As recovery progresses, OLR remains focused on engaging educators and district leaders, including through professional development opportunities tied to continuing education courses, on monitoring student and program progress, collecting and reporting data, and implementing bold new instructional programs.
North Carolina prioritized investing federal dollars based on student learning, learning loss, and the challenges of remote and hybrid instruction.
What They Did
At the onset of the pandemic, DPI prioritized making recovery investments with federal dollars based on the most accurate evidence available on student learning, learning loss, and the challenges of remote and hybrid instruction. With direction from the North Carolina General Assembly, who was ultimately responsible for approving and distributing federal relief funds, DPI conducted a comprehensive study on the performance of North Carolina students from 2020-2021.
The resulting report, titled “COVID-19 Impact Analysis of Lost Instructional Time,” found high rates of learning loss across all grades and content areas, with particularly concerning declines in middle school math and science. The report also helped districts and schools begin to identify which students were impacted most severely by school closures, the types of supports schools could prop up to maximize student outreach, engagement, and learning acceleration, and promising practices that were showing early results and deserved additional consideration. Using the report’s findings – which were gleaned from data captured in summer school programs during summer 2020 – DPI then spearheaded an expansion and refinement of statewide summer school offerings, committing nearly $64 million dollars to implement two new summer learning options – a Summer Bridge program and a Summer Career Accelerator. The structure and scope of these offerings were a direct result of data and findings from DPI’s initial learning loss report.

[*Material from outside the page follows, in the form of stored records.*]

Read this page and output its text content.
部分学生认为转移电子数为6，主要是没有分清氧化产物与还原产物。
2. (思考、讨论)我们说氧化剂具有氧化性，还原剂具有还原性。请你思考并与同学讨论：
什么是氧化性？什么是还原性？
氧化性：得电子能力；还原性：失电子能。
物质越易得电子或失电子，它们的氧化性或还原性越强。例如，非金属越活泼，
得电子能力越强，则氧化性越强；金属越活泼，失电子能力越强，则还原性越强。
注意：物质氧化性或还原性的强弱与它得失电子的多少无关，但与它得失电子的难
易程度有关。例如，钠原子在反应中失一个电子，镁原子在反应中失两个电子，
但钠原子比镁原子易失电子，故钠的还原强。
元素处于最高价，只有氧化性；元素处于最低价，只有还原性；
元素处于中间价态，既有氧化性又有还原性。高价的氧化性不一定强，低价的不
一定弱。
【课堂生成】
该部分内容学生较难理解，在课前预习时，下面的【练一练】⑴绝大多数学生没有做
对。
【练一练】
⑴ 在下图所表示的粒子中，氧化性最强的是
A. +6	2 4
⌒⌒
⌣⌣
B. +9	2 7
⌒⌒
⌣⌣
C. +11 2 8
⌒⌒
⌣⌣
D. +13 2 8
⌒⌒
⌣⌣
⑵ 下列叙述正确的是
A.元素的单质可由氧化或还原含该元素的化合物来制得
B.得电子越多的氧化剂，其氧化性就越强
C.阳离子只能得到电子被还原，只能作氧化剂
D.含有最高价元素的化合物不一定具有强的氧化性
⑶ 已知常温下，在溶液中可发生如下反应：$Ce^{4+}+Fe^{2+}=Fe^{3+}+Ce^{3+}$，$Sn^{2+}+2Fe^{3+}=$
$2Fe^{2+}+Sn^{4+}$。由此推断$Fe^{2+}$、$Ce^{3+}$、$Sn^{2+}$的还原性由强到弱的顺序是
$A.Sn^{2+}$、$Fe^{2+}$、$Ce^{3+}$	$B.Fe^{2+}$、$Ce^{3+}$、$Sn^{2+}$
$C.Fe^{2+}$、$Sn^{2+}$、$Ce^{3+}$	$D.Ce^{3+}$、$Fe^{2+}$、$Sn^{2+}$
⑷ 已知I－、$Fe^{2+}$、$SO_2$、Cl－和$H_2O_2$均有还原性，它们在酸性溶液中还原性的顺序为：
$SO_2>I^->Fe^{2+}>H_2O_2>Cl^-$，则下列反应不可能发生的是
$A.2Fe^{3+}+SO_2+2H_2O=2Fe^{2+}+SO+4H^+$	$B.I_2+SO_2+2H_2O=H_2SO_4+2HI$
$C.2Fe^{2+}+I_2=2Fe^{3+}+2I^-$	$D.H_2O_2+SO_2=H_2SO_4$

To continue a focus on student data and results, OLR is also preparing a second learning loss report slated for the 2023 school year and has issued a $6 million RFP to fund up to 20 additional studies and evaluations of pandemic-era programs.
“Importantly, these findings also have the potential to show us which district- and charter-led learning recovery and acceleration programs and interventions are working well for students across the state,” said Dr. Michael Maher, executive director of the Office of Learning Recovery. “We look forward to connecting with these schools and districts to highlight those promising practices and elevating them to assist others. Our work in OLR has only just begun and in the coming months, we will work with district and state leaders to decide which next-level analyses are needed to best serve students.”